Many of our findings are surprising. For instance, although some experts contend that numerical uncertainty information (e.g., 30% chance) is too complex for most people to understand, our research suggests something different.  We have shown that people, regardless of education level, can understand and use numerical uncertainty information to make better decisions, as long as it is presented in a way that is compatible with the natural decision process. This is not to say that the resulting decisions are economically optimal or that most people have a deep theoretical understanding of probability theory. We know they do not. Nonetheless, decisions improve when numerical uncertainty estimate are provided compared to when they are withheld as shown in these papers: [5][7][8][9][10][11][13][14][15][16][18][20][22][23][24][25][26][28][29][30][32][33][41][44]

In addition, contradicting the adage, a picture is worth a thousand words, we find that although visualizations of uncertainty information can sometimes be helpful, in many cases they are also confusing. As a result, we recommend that their use should be carefully considered and suggest some alternative strategies for communication uncertainty in these papers: [6][19][36][39]
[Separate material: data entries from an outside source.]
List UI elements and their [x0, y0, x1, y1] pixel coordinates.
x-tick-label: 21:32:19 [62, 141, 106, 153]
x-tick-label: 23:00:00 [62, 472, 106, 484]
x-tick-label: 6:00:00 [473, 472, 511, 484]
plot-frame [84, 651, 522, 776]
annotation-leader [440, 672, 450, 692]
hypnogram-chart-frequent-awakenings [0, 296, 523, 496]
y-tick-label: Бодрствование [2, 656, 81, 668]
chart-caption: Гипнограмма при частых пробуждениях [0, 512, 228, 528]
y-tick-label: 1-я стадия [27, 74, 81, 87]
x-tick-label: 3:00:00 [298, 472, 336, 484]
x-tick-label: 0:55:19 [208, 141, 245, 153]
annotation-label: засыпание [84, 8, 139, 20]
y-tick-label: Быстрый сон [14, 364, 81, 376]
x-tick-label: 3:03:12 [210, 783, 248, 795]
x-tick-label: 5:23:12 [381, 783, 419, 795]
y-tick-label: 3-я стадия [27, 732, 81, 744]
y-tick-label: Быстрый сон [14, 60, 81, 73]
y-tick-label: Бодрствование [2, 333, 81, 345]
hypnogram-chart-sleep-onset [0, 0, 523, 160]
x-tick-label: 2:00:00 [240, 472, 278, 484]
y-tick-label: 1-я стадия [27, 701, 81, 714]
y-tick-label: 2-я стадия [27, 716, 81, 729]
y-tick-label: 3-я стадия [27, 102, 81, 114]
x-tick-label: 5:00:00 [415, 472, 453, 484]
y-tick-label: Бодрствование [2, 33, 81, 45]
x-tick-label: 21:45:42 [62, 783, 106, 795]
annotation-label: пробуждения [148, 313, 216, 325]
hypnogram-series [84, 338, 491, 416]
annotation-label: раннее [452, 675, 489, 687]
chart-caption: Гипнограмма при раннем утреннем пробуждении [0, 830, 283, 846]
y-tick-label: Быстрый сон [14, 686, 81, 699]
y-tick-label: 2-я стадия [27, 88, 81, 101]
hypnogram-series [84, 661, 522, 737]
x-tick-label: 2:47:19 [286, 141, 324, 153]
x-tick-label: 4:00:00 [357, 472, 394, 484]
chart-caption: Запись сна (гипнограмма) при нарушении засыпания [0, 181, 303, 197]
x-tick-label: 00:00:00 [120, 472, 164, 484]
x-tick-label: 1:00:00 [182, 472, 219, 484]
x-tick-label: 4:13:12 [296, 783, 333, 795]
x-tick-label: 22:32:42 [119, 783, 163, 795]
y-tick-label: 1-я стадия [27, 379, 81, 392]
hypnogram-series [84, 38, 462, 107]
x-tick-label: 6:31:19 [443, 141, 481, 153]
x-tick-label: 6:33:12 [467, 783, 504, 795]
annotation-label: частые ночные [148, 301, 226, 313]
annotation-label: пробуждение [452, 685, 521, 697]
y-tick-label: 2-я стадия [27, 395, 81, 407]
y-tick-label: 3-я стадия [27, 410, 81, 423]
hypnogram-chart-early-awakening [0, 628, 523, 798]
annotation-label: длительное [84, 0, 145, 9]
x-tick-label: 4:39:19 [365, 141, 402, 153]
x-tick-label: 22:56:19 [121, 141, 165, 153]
Another example is the belief that most people are confused by and distrust forecasts for the same event that are inconsistent with one another (e.g., Monday forecast: 2 inches of snow on Friday; Tuesday Forecast: 4 inches of snow on Friday).  Our research contracts these notions as well.  In fact, inaccuracy is a far bigger problem to trust in forecasts than is inconsistency. Moreover, people glean important information from forecast inconsistency that helps them to make better decisions in some cases. [31][35][42][44]

We have also found that people can understand fairly complex explanations of scientific processes (e.g., mechanisms of mRNA vaccines and climate change) as long as they are expressed in everyday language and target known misunderstandings. [37][38][43][45]

Methodological Approach

We use several methodological approaches in our research. Cognitive-ethnographic work based on observations and surveys help us gain an understanding of the context, background knowledge and goals with which people approach critical decisions.

In addition, we use experimental methods, incorporating realistic decisions often with actual monetary rewards, in computer simulations, to test specific questions.

Because our work is applied, it is by nature interdisciplinary. We work directly with domain experts to understand decision-making in context as well as the role and sources of uncertainty in each domain. The benefit of interdisciplinary collaboration from the behavioral science perspective is that it sharpens the questions we ask and ensures the ecological validity of the stimuli we test. This is particularly important when studying people’s understanding of something for which they have prior experience, as is often the case with applied questions. If the stimuli contradict prior experience, even subtly, it may have an unintended influence on participants responses and invalidate research results.

Students joining the lab will learn about the intersection of traditional decision theory and applied questions. They will help to pursue research designed to bridge the gaps between these two approaches and impact real-world situations. They will have the opportunity to work on interdisciplinary teams and present their research in a number of interdisciplinary settings.